In charge of

The phrase in charge of is a wonderful thing. Sometimes we speed right past it without pausing to consider the depth of what it communicates about authority. Merriam-Webster tells me that in charge of is an idiom, it is an expression peculiar to English speaking people. The form of the phrase suggests all kind of true and wonderful things. The peculiarities of this particular phrase point us towards a richer understanding of authority and responsibility.

The English noun charge comes from Anglo-French charger. The first definition listed in the dictionary, is an obsolete one meaning a load or weight. In English we can speaking of charging a weapon, which means to load it. Discharging a firearm means to fire it, which expends and expels the ammunition that was previously loaded. To be charged means to be loaded or burdened. Although we may tend to think of being in charge as holding power or having control, it is first an obligation, a duty.
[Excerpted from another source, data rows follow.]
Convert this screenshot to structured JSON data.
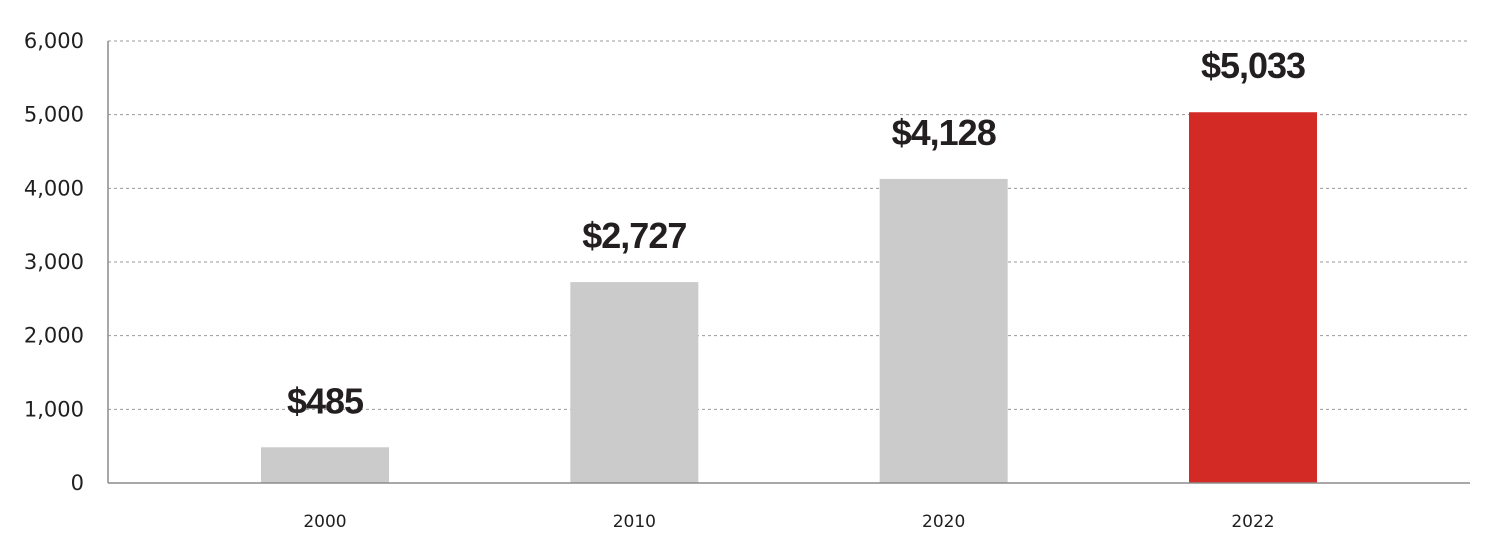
{
  "chart_data": {
    "type": "bar",
    "title": "",
    "xlabel": "",
    "ylabel": "",
    "categories": [
      "2000",
      "2010",
      "2020",
      "2022"
    ],
    "values": [
      485,
      2727,
      4128,
      5033
    ],
    "value_labels": [
      "$485",
      "$2,727",
      "$4,128",
      "$5,033"
    ],
    "bar_colors": [
      "#cbcbcb",
      "#cbcbcb",
      "#cbcbcb",
      "#d42a26"
    ],
    "ylim": [
      0,
      6000
    ],
    "yticks": [
      0,
      1000,
      2000,
      3000,
      4000,
      5000,
      6000
    ],
    "ytick_labels": [
      "0",
      "1,000",
      "2,000",
      "3,000",
      "4,000",
      "5,000",
      "6,000"
    ],
    "grid": true,
    "grid_style": "dashed",
    "legend": "none"
  }
}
Every instance of human authority is as much responsibility as it is power. Spider-man’s writers were right: with great power comes great responsibility. The grammar and etymology of in charge begs us to consider that authority is a weighty thing.

To describe someone as being in charge always suggests (although we may not notice!) that there is a higher authority to which the one in charge answers. You might use the phrase in charge without intending any reference to a higher power, but you really shouldn’t. You would do better to choose another phrase, if that is your intent. If you say “I’m in charge here,” we might ask who put you in charge. There must be someone who charged you with this authority. How did you come to bear this responsibility?

The word charge can be use to refer directly to those things entrusted to the care of another. Minor children are sometimes referred to as charges.

At long last, each of our charges was tucked in bed.

—Ann M. Martin, Baby-sitters’ Winter Vacation

Whenever charge is used of a child (or some other dependent) it always suggests that the person has been committed to the oversight of another. This immediately communicates several things.

First, it tells us that the child is valuable, he is to receive care and attention.

Second, it tells that there is a right way and a wrong way for the charge to be treated. It suggests some fragility or vulnerability. Secret Service agents are only placed in charge of the president’s safety because he is mortal. If he were invulnerable, there would be no need, and thus no Secret Service.

Third, it tells us that this is a delegated responsibility. The person in charge received this duty from someone else.

Fourth, it tells us that the person in charge is answerable to that higher authority.

Fifth, it tells us that the person in charge is responsible for the proper disposition (or treatment) of that which has been committed to him.

So then when one person is in charge of another, we understand immediately that this is a delegated authority, with a matching responsibility for the proper treatment of the charge. This authority is delegated because the higher power recognizes, and is giving attention to, both the value and the vulnerability of the one who is committed to the care of another. A mature understanding of what it means to be in charge takes all this in at a glance.

The same ideas are involved when someone is placed charge of something rather than someone, although the proper treatment of things is very different from the proper treatment of persons.

At the risk of boring you with repetition I will say, that it really is wonderful what this English idiom hints at, and suggests to us, by the way it is constructed. It’s almost as if generations of English speakers are teaching us something about authority just by the language they left to their heirs.